Authorities in the southern Siberian republic of Khakasia have stopped publishing the obituaries of local soldiers killed fighting in Ukraine to avoid their inclusion in independent media tallies of Russia’s war dead, the local RFE/RL affiliate Sibir.Realii reported Tuesday.
Citing an anonymous source close to the Khakasia regional government, Sibir.Realii wrote that the move was directly linked to the use of the public obituaries by journalists to calculate the number of soldiers killed in Ukraine.

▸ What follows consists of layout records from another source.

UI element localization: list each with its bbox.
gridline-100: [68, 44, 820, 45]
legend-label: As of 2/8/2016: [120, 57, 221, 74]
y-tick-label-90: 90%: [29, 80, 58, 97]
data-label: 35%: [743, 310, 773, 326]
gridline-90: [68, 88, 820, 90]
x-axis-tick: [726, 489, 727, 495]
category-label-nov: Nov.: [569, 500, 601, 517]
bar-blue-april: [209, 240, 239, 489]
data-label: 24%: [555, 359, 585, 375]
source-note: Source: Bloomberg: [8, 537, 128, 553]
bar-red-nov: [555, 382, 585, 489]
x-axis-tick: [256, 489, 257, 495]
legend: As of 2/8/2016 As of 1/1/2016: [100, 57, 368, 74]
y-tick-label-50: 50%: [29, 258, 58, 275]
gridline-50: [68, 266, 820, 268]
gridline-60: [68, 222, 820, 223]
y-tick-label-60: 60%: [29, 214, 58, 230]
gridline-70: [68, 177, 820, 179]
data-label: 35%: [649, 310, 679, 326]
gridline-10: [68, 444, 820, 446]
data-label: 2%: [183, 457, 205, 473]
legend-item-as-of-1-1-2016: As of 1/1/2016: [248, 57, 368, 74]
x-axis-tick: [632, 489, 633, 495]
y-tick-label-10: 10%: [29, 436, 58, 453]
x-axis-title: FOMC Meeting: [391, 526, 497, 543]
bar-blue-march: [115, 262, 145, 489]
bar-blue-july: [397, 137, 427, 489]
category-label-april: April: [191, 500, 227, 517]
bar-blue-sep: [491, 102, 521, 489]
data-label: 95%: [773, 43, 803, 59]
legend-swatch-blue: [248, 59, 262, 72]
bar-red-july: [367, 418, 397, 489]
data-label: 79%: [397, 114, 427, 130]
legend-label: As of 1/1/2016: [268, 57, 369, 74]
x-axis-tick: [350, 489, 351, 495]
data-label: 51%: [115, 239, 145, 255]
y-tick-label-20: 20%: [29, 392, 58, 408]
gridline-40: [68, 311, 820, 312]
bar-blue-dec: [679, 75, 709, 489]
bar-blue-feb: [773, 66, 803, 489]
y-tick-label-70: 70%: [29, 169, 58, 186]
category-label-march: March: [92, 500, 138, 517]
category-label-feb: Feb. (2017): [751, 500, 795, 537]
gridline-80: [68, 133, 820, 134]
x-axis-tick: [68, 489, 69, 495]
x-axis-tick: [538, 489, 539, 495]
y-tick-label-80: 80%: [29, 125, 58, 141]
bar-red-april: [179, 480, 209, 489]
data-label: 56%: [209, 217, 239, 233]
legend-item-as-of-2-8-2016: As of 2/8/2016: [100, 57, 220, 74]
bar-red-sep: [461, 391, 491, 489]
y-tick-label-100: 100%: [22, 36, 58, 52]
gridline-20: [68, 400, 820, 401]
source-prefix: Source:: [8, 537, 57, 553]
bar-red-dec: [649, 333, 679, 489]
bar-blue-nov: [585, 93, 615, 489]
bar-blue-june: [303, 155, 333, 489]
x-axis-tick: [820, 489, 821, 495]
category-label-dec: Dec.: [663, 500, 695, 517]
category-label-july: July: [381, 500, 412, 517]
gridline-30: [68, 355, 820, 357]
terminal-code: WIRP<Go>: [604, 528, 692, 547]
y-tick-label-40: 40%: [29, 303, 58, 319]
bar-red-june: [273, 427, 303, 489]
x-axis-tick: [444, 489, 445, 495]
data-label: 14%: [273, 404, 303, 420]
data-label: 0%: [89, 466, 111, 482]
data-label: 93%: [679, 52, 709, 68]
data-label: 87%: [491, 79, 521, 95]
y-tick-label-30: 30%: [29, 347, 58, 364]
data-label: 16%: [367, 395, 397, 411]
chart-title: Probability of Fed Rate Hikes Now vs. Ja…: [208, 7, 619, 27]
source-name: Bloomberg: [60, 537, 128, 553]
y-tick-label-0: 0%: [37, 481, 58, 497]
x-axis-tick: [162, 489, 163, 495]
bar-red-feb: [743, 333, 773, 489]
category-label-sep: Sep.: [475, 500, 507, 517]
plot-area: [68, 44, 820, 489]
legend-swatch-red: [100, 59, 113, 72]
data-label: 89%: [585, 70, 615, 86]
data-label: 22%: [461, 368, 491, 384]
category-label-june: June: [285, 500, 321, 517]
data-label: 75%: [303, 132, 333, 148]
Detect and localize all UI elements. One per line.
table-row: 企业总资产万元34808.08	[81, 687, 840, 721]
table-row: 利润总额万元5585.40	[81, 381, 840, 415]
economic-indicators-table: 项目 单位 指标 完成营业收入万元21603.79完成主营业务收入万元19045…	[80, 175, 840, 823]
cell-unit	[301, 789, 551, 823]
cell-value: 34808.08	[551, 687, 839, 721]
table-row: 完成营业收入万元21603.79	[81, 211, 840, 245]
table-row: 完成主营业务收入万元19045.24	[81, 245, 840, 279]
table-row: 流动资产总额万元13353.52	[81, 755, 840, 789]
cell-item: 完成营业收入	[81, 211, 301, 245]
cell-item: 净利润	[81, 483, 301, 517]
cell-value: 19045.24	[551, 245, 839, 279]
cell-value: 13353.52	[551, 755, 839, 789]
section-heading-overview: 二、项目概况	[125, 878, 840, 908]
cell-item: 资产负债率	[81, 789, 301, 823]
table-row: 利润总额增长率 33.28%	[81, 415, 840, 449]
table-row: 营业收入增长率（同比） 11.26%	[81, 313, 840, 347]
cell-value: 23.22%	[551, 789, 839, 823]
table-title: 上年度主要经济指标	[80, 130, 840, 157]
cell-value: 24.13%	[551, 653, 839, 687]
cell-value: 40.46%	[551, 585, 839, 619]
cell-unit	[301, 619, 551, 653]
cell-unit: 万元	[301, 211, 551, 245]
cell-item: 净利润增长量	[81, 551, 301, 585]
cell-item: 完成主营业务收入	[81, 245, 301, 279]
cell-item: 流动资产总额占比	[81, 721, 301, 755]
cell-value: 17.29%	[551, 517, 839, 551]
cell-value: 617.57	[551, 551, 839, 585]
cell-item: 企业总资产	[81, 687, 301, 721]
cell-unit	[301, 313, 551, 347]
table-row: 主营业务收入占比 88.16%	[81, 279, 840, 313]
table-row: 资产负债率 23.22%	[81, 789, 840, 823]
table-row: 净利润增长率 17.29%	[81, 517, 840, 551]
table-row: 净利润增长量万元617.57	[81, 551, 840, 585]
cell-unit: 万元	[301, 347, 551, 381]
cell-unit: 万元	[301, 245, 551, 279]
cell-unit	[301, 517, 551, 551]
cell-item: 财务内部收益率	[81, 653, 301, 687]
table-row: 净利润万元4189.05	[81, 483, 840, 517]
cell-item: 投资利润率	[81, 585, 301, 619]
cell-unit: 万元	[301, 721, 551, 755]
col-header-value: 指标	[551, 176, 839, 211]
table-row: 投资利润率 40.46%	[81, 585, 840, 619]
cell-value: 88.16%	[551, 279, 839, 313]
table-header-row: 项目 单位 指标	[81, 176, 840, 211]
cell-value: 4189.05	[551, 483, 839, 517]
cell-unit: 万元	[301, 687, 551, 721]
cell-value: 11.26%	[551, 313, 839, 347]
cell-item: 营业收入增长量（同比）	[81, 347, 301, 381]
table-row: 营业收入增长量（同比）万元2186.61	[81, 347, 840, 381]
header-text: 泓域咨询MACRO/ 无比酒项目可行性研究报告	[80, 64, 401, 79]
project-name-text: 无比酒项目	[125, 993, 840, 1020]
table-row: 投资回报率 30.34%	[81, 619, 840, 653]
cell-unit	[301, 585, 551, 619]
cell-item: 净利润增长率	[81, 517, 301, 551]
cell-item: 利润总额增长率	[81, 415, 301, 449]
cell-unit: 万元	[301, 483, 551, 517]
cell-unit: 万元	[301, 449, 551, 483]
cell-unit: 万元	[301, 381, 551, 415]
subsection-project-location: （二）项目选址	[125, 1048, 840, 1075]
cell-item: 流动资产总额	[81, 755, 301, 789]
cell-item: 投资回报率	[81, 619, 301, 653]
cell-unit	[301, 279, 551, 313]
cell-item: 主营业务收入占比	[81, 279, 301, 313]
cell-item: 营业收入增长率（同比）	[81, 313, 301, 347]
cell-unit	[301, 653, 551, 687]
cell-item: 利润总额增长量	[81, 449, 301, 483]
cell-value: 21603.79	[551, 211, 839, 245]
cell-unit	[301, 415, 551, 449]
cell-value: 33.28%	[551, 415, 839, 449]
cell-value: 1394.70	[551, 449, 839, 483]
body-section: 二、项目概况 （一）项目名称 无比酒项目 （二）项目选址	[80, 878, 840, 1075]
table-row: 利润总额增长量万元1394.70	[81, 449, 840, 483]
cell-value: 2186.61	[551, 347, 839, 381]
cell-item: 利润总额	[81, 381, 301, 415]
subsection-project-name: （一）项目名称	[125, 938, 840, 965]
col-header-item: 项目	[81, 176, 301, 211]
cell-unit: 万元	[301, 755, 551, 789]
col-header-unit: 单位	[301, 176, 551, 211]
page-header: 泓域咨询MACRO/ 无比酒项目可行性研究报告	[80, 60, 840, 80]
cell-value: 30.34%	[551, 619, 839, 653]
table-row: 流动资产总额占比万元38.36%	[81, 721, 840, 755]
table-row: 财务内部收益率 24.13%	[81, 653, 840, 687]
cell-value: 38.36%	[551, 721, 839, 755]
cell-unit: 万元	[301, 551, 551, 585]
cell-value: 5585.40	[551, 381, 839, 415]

The BBC’s Russian-language service and independent news outlet Mediazona have used open-source data such as obituaries to count the deaths of around 25,000 Russian soldiers since President Vladimir Putin ordered troops into Ukraine in February 2022.
According to their tally, Khakassia, with a population of just over half a million, has just 135 publicly confirmed war deaths.
The regional government of Khakasia last published an obituary of a local soldier killed in Ukraine on April 26, according to Sibir.Realii.
Moscow rarely comments on its war dead and the Russian Defense Ministry last updated its soldier death toll in September, when it placed the figure at under 6,000 killed.
But leaked Western intelligence documents, citing calculations by the Federal Security Service (FSB), put the actual number closer to 110,00 Russian soldiers wounded and killed by February this year.